Here's what I would want Mark Corey to do. Visit NRCan's Emeritus Scientist in the privacy of his ivory tower and borrow his 1974 Geomathematics. Go to Chapter 6 Probability and Statistics and look at Fisher's F-test in Section 6.13. That will be all. At least for now!

Monday, June 01, 2009

Not quite fit for professional statisticians

Professor Dr Michel David said so himself. He pointed out his textbook is not for professional statisticians. He was talking about his very first textbook. I bought a copy of Geostatistical Ore Reserve Estimation, and worked my way through it. David was dead on when he predicted, "…statisticians will find many unqualified statements here.” All I really wanted to know is how David derived unbiased confidence limits for metal grades and contents of ore deposits. But he didn't do it! Why would the author of the very first textbook on geostatistics fail to show how to derive unbiased confidence limits?

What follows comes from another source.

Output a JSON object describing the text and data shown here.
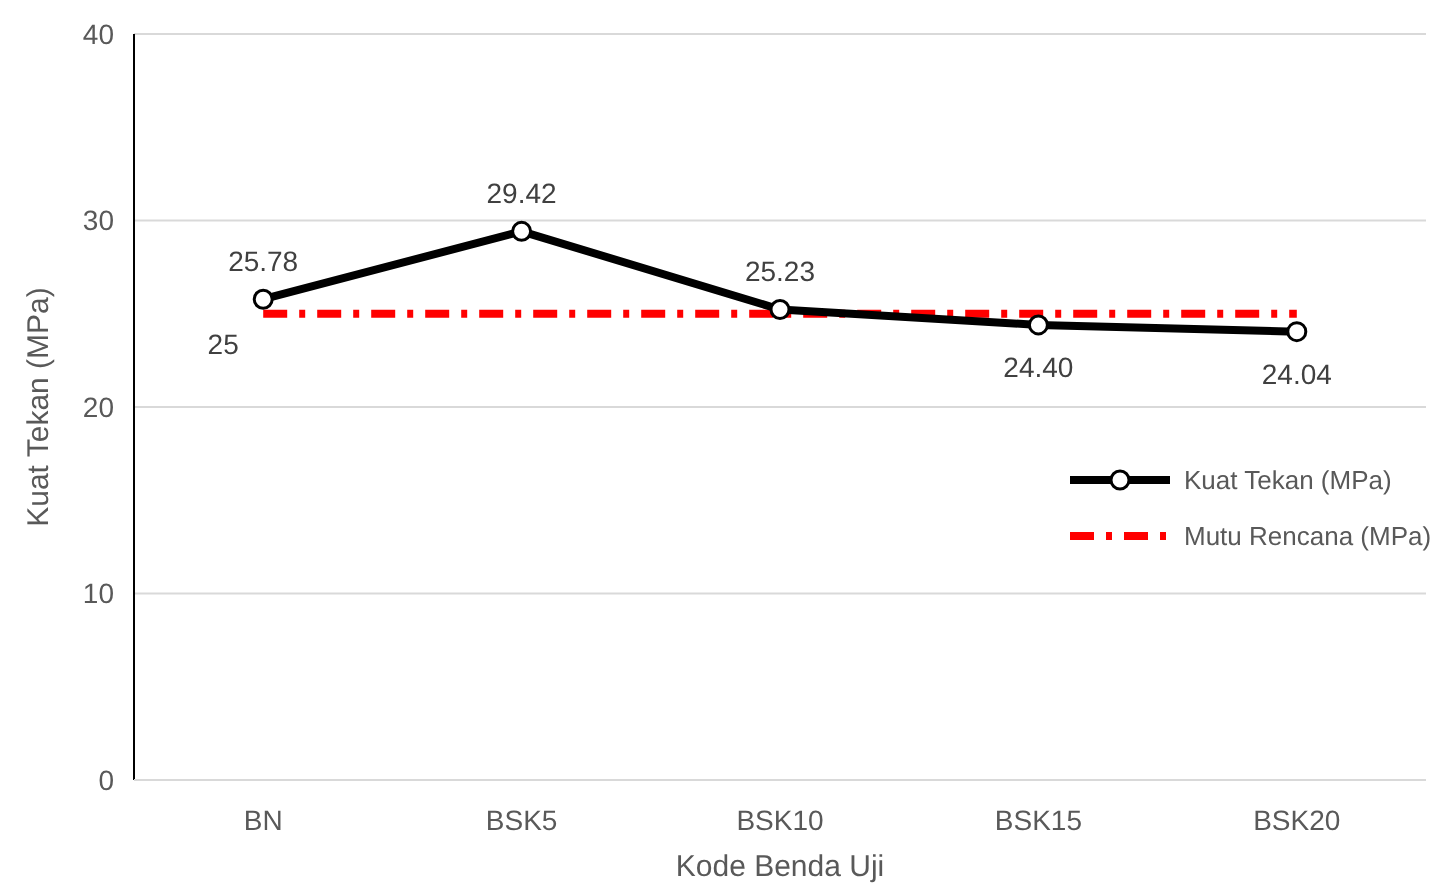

I had derived unbiased confidence limits for metal grades and contents of concentrate shipments. Mines and smelters want to know the risks associated with trading mineral concentrates. Metal traders were keen to work with my method and several ISO Technical Committees approved it. So, we put together an analogous method, called it Precision Estimates for Ore Reserves, and submitted it for review to CIM Bulletin. I still don’t know why our paper ended up on David’s desk. What I do know is that David blew a fuse when he saw we didn’t even refer to geostatistics let alone work with it.

In Section Combination of point and random kriging, David refers to Maréchal and Serra’s Random kriging. These authors were with the Centre de Morphology Mathematique when they presented it at the celebrated Geostatistics colloquium on campus at the University of Kansas, Lawrence on June 7-9, 1970. In a section called Punctual Kriging these authors showed nine measured grades and sixteen functionally dependent grades.

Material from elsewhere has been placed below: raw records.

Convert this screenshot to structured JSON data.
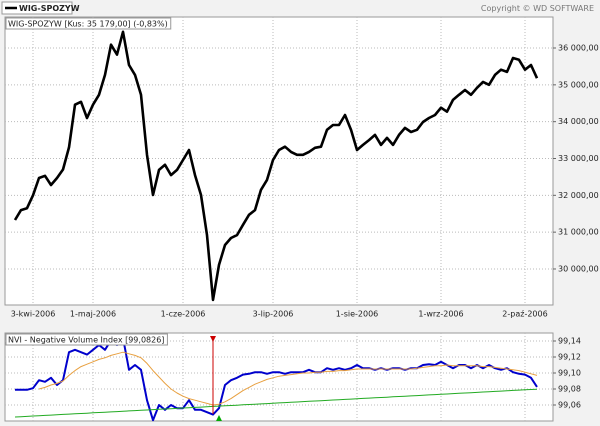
{
  "header": {
    "legend": "WIG-SPOZYW",
    "copyright": "Copyright © WD SOFTWARE"
  },
  "chart_data": [
    {
      "type": "line",
      "title": "WIG-SPOZYW [Kus: 35 179,00] (-0,83%)",
      "categories": [
        null,
        null,
        null,
        "3-kwi-2006",
        null,
        null,
        null,
        null,
        null,
        null,
        null,
        null,
        null,
        "1-maj-2006",
        null,
        null,
        null,
        null,
        null,
        null,
        null,
        null,
        null,
        null,
        null,
        null,
        null,
        null,
        "1-cze-2006",
        null,
        null,
        null,
        null,
        null,
        null,
        null,
        null,
        null,
        null,
        null,
        null,
        null,
        null,
        "3-lip-2006",
        null,
        null,
        null,
        null,
        null,
        null,
        null,
        null,
        null,
        null,
        null,
        null,
        null,
        "1-sie-2006",
        null,
        null,
        null,
        null,
        null,
        null,
        null,
        null,
        null,
        null,
        null,
        null,
        null,
        "1-wrz-2006",
        null,
        null,
        null,
        null,
        null,
        null,
        null,
        null,
        null,
        null,
        null,
        null,
        null,
        "2-paź-2006",
        null,
        null
      ],
      "series": [
        {
          "name": "WIG-SPOZYW",
          "color": "#000000",
          "values": [
            31330,
            31600,
            31650,
            32000,
            32470,
            32530,
            32280,
            32470,
            32700,
            33300,
            34460,
            34540,
            34100,
            34460,
            34730,
            35270,
            36090,
            35820,
            36440,
            35540,
            35270,
            34730,
            33100,
            32010,
            32690,
            32830,
            32550,
            32690,
            32960,
            33230,
            32550,
            32010,
            30920,
            29160,
            30110,
            30650,
            30840,
            30920,
            31200,
            31470,
            31600,
            32150,
            32420,
            32960,
            33230,
            33320,
            33180,
            33100,
            33100,
            33180,
            33290,
            33320,
            33780,
            33910,
            33910,
            34180,
            33780,
            33230,
            33370,
            33500,
            33640,
            33370,
            33560,
            33370,
            33640,
            33830,
            33720,
            33780,
            33990,
            34100,
            34180,
            34380,
            34270,
            34590,
            34730,
            34860,
            34730,
            34920,
            35080,
            35000,
            35270,
            35410,
            35350,
            35730,
            35680,
            35410,
            35540,
            35179
          ]
        }
      ],
      "ylim": [
        29022,
        36842
      ],
      "yticks": [
        {
          "value": 30000,
          "label": "30 000,00"
        },
        {
          "value": 31000,
          "label": "31 000,00"
        },
        {
          "value": 32000,
          "label": "32 000,00"
        },
        {
          "value": 33000,
          "label": "33 000,00"
        },
        {
          "value": 34000,
          "label": "34 000,00"
        },
        {
          "value": 35000,
          "label": "35 000,00"
        },
        {
          "value": 36000,
          "label": "36 000,00"
        }
      ],
      "grid": true
    },
    {
      "type": "line",
      "title": "NVI - Negative Volume Index [99,0826]",
      "series": [
        {
          "color": "#0000cc",
          "values": [
            99.079,
            99.079,
            99.079,
            99.081,
            99.091,
            99.089,
            99.094,
            99.085,
            99.091,
            99.126,
            99.129,
            99.126,
            99.123,
            99.129,
            99.135,
            99.129,
            99.141,
            99.135,
            99.144,
            99.104,
            99.11,
            99.104,
            99.066,
            99.041,
            99.06,
            99.054,
            99.06,
            99.056,
            99.056,
            99.066,
            99.054,
            99.054,
            99.051,
            99.048,
            99.056,
            99.085,
            99.091,
            99.094,
            99.098,
            99.099,
            99.101,
            99.101,
            99.099,
            99.101,
            99.101,
            99.099,
            99.101,
            99.101,
            99.101,
            99.104,
            99.101,
            99.101,
            99.106,
            99.104,
            99.106,
            99.104,
            99.106,
            99.11,
            99.106,
            99.106,
            99.104,
            99.106,
            99.104,
            99.106,
            99.106,
            99.104,
            99.106,
            99.106,
            99.11,
            99.111,
            99.11,
            99.114,
            99.11,
            99.106,
            99.11,
            99.11,
            99.106,
            99.11,
            99.106,
            99.11,
            99.106,
            99.104,
            99.106,
            99.101,
            99.099,
            99.098,
            99.094,
            99.0826
          ]
        },
        {
          "color": "#e8a040",
          "values": [
            null,
            null,
            null,
            null,
            99.08,
            99.082,
            99.085,
            99.087,
            99.09,
            99.097,
            99.103,
            99.108,
            99.111,
            99.114,
            99.117,
            99.119,
            99.122,
            99.124,
            99.126,
            99.124,
            99.122,
            99.119,
            99.112,
            99.103,
            99.095,
            99.087,
            99.08,
            99.075,
            99.071,
            99.068,
            99.066,
            99.064,
            99.062,
            99.06,
            99.061,
            99.064,
            99.068,
            99.073,
            99.078,
            99.082,
            99.086,
            99.089,
            99.092,
            99.094,
            99.096,
            99.097,
            99.098,
            99.099,
            99.1,
            99.1,
            99.101,
            99.101,
            99.102,
            99.102,
            99.103,
            99.103,
            99.104,
            99.105,
            99.105,
            99.105,
            99.105,
            99.105,
            99.105,
            99.105,
            99.105,
            99.105,
            99.105,
            99.106,
            99.107,
            99.108,
            99.109,
            99.109,
            99.11,
            99.109,
            99.109,
            99.109,
            99.109,
            99.109,
            99.108,
            99.108,
            99.107,
            99.106,
            99.105,
            99.104,
            99.103,
            99.101,
            99.099,
            99.097
          ]
        },
        {
          "color": "#22aa22",
          "values": [
            99.045,
            99.0454,
            99.0458,
            99.0462,
            99.0466,
            99.047,
            99.0474,
            99.0478,
            99.0482,
            99.0486,
            99.049,
            99.0494,
            99.0498,
            99.0502,
            99.0506,
            99.051,
            99.0514,
            99.0518,
            99.0522,
            99.0526,
            99.053,
            99.0534,
            99.0538,
            99.0542,
            99.0546,
            99.055,
            99.0554,
            99.0558,
            99.0562,
            99.0566,
            99.057,
            99.0574,
            99.0578,
            99.0582,
            99.0586,
            99.059,
            99.0594,
            99.0598,
            99.0602,
            99.0606,
            99.061,
            99.0614,
            99.0618,
            99.0622,
            99.0626,
            99.063,
            99.0634,
            99.0638,
            99.0642,
            99.0646,
            99.065,
            99.0654,
            99.0658,
            99.0662,
            99.0666,
            99.067,
            99.0674,
            99.0678,
            99.0682,
            99.0686,
            99.069,
            99.0694,
            99.0698,
            99.0702,
            99.0706,
            99.071,
            99.0714,
            99.0718,
            99.0722,
            99.0726,
            99.073,
            99.0734,
            99.0738,
            99.0742,
            99.0746,
            99.075,
            99.0754,
            99.0758,
            99.0762,
            99.0766,
            99.077,
            99.0774,
            99.0778,
            99.0782,
            99.0786,
            99.079,
            99.0794,
            99.0798
          ]
        }
      ],
      "ylim": [
        99.04,
        99.15
      ],
      "yticks": [
        {
          "value": 99.06,
          "label": "99,06"
        },
        {
          "value": 99.08,
          "label": "99,08"
        },
        {
          "value": 99.1,
          "label": "99,10"
        },
        {
          "value": 99.12,
          "label": "99,12"
        },
        {
          "value": 99.14,
          "label": "99,14"
        }
      ],
      "grid": true
    }
  ]
}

Figure 10 - Grades of n samples belonging to
nine rectangles P of pattern surrounding x

M&S’s Figure 10 morphed into Figure 203 on page 286 of David’s 1977 book. On the same page David claimed, “Writing all the necessary covariances for that system of equations is a good test to find out whether one really understands geostatistics.” What David didn't do was take a systematic walk that visits each hole only once and covers the shortest distance. But neither did Agterberg in 1970. Nor did M&S take a systematic hike on campus at that time.

Fig. 203. Pattern showing all the points within B,
which are estimated from the same nine holes

Each of David's sixteen points within B is in fact a distance-weighted average point grade. It makes no sense at all to derive the false covariance of a set of functionally dependent values and ignore the true variance of the set of nine measured values. David did sense something was amiss. In Section 12.2 Conditional Simulations of Chapter 12 Orebody Modelling he confessed , “There is an infinite set of simulated values which will have these properties.”

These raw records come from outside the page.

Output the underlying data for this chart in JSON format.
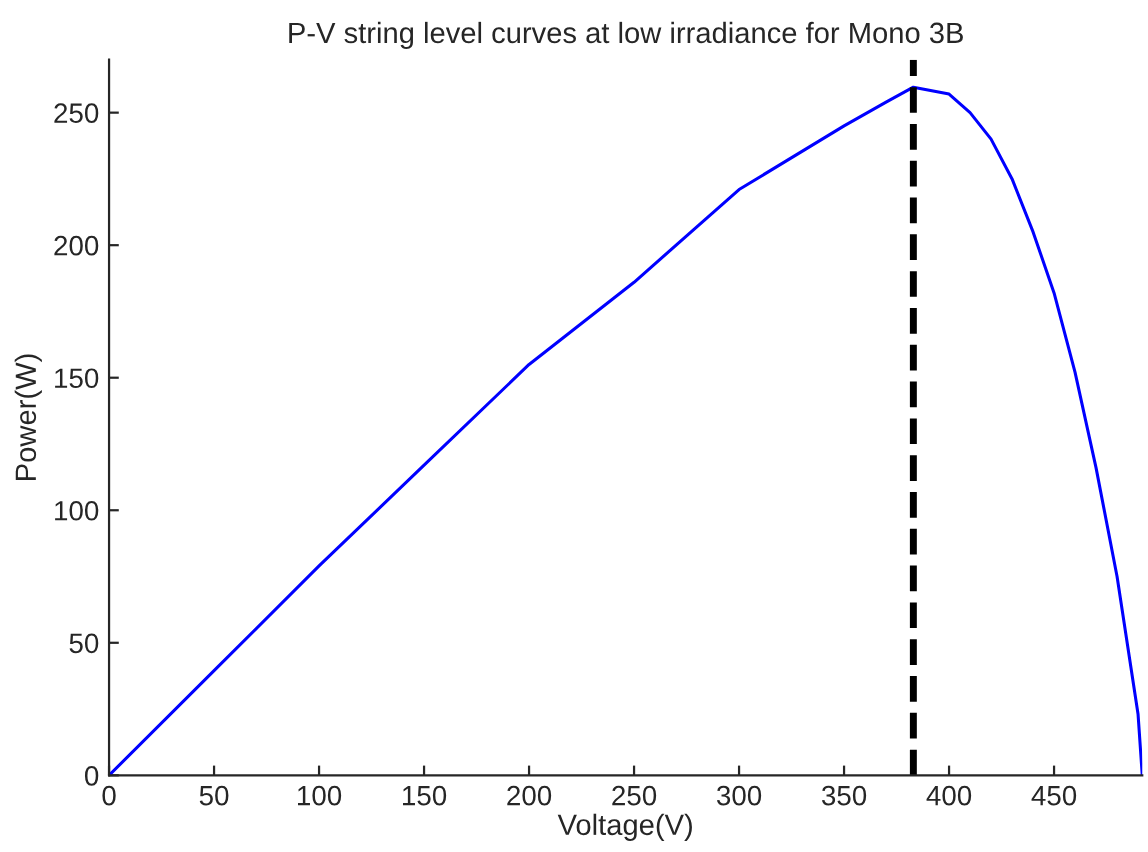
{
  "chart_data": {
    "type": "line",
    "title": "P-V string level curves at low irradiance for Mono 3B",
    "xlabel": "Voltage(V)",
    "ylabel": "Power(W)",
    "x": [
      0,
      50,
      100,
      150,
      200,
      250,
      300,
      350,
      370,
      383,
      400,
      410,
      420,
      430,
      440,
      450,
      460,
      470,
      480,
      490,
      492
    ],
    "series": [
      {
        "color": "#0000ff",
        "values": [
          0,
          39.5,
          79,
          117,
          155,
          186,
          221,
          245,
          254,
          259.6,
          257,
          250,
          240,
          225,
          205,
          182,
          152,
          116,
          75,
          23,
          0
        ]
      }
    ],
    "xlim": [
      0,
      492
    ],
    "ylim": [
      0,
      270
    ],
    "xticks": [
      0,
      50,
      100,
      150,
      200,
      250,
      300,
      350,
      400,
      450
    ],
    "yticks": [
      0,
      50,
      100,
      150,
      200,
      250
    ],
    "ref_lines": [
      {
        "axis": "x",
        "value": 383,
        "color": "#000000",
        "line_style": "dashed"
      }
    ],
    "grid": false,
    "legend": false,
    "line_style": "solid",
    "marker": "none"
  }
}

Infinite set of distance-weighted average point grades
each derived from the same set of nine holes

Counting degrees of freedom for his set of nine holes would have been a foolproof test to find out whether David really understood statistics. What he looked at in this black hole were Agterberg's distance-weighted average point grades. Each is a zero- dimensional point grade. And each one of them lost its variance on Agterberg's watch. Dr F P Agterberg, Emeritus Scientist with Natural Resources Canada, did approve Abuse of Statistics but wasn't himself into testing for spatial dependence and counting degrees of freedom.

David's 1977 Geostatistical Ore Reserve Estimation and Journel and Huijbregts's Mining Geostatistics rank among the worst textbooks I've ever read. Until David's 1988 Handbook of Applied Advanced Geostatistical Ore Reserve Estimation came along. His work was founded by the Natural Science and Engineering Research Council of Canada with Grant No 7035. What a waste!